Existen numerosos estudios que lo confirman. El preservativo
reduce el riesgo de infección por el VIH alrededor
del 80% en términos relativos. En parejas en
las que uno de los miembros está infectado el
porcentaje de contagio en un año, usando el preservativo
oscila entre el 1.5% y el 17%.
Las causas por las que el preservativo
puede fallar son: ruptura, deslizamiento, mala utilización,
así como la contaminación de la superficie
externa del preservativo y la permeabilidad del látex
a microorganismos, que aumenta en ocasiones por el clima,
la temperatura y la humedad. Por tanto, es gravemente
erróneo, desde el punto de vista científico,
equiparar la utilización del llamado preservativo
a "sexo seguro".
19. ¿Cómo es que los porcentajes
de seguridad del preservativo presentan estas diferencias
tan grandes?
Porque es imposible realizar una
evaluación exacta de su eficacia, al estar vedada
cualquier posibilidad de diseñar experimentos
prospectivos para medir su efecto protector. Ninguna
Comisión de Deontología podría
aprobar jamás un experimento clínico en
el que se comparasen dos grupos, uno que usase preservativo
y otro que no lo utilizase, en el que sujetos inicialmente
no infectados mantuvieran, durante un período
de tiempo determinado, relaciones sexuales con otros
infectados, a fin de evaluar la tasa precisa de protección
proporcionada por el preservativo. Por lo tanto, los
porcentajes de protección serán siempre
estimativos y con amplios márgenes de diferencia
entre unas apreciaciones y otras.
Lo que no admite error, en todo
caso, es que el preservativo reduce el riesgo de contagio
del VIH, pero no lo elimina.
20. ¿Cuál es el riesgo de contagio
en los hijos nacidos de madres seropositivas?
La transmisión ocurre más
frecuentemente durante el final de la gestación.
La probabilidad de que se produzca la infección
en ausencia de profilaxis es de aproximadamente del
25-35% en los países en desarrollo y del 15-25%
en los desarrollados.

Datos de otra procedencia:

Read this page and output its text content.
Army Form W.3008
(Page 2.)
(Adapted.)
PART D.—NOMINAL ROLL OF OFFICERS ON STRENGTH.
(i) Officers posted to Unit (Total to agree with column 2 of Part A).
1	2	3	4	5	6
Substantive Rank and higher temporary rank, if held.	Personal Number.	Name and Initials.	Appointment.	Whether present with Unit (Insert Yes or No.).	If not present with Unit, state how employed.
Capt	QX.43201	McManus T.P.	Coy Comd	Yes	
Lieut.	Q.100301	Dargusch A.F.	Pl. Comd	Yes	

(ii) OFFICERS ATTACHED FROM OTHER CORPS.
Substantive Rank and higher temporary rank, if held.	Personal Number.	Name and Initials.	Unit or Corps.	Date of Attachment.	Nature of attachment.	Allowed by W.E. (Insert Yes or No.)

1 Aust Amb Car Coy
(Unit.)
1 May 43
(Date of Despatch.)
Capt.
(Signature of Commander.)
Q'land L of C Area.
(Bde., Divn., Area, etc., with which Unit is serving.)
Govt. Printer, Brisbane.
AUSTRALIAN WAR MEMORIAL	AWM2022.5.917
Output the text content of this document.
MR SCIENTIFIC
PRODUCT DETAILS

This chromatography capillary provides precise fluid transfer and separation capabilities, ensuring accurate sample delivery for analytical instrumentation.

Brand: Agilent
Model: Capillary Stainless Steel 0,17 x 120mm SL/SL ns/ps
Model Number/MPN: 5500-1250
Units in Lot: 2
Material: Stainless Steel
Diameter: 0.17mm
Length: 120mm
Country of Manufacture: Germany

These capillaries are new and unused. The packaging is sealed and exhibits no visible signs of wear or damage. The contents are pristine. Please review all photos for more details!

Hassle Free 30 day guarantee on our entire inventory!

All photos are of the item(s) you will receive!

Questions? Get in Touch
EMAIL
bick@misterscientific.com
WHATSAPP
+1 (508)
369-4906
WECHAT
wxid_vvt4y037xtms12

Actualmente, en este aspecto es
donde más se ha avanzado en desarrollar adecuadas
medidas preventivas y se ha conseguido reducir el riesgo
de transmisión de madrea a hijo a menos del 5%.
21. ¿Qué medidas existen para
reducir la transmisión materno-filial?
Los bajos riesgos descritos anteriormente
se logran si:
a) Se administra zidovudina a
la madre desde el principio del segundo trimestre hasta
el final del embarazo e intraparto, y al recién
nacido durante las 6 primeras semanas.
b) Se realiza la cesárea.
c) Se suprime la lactancia materna.
d) Se acorta el período
entre la ruptura de membranas y el parto.
Está justificado,
por tanto, no sólo tratar con zidovudina a toda
madre gestante seropositiva, sino hacer una detección
sistemática del VIH a toda embarazada (pidiendo
previamente su consentimiento informado). Dado el aumento
de la prevalencia del VIH en las madres de recién
nacidos, son necesarios el consejo y la oferta sistemática
de la prueba del VIH en todas las mujeres embarazadas.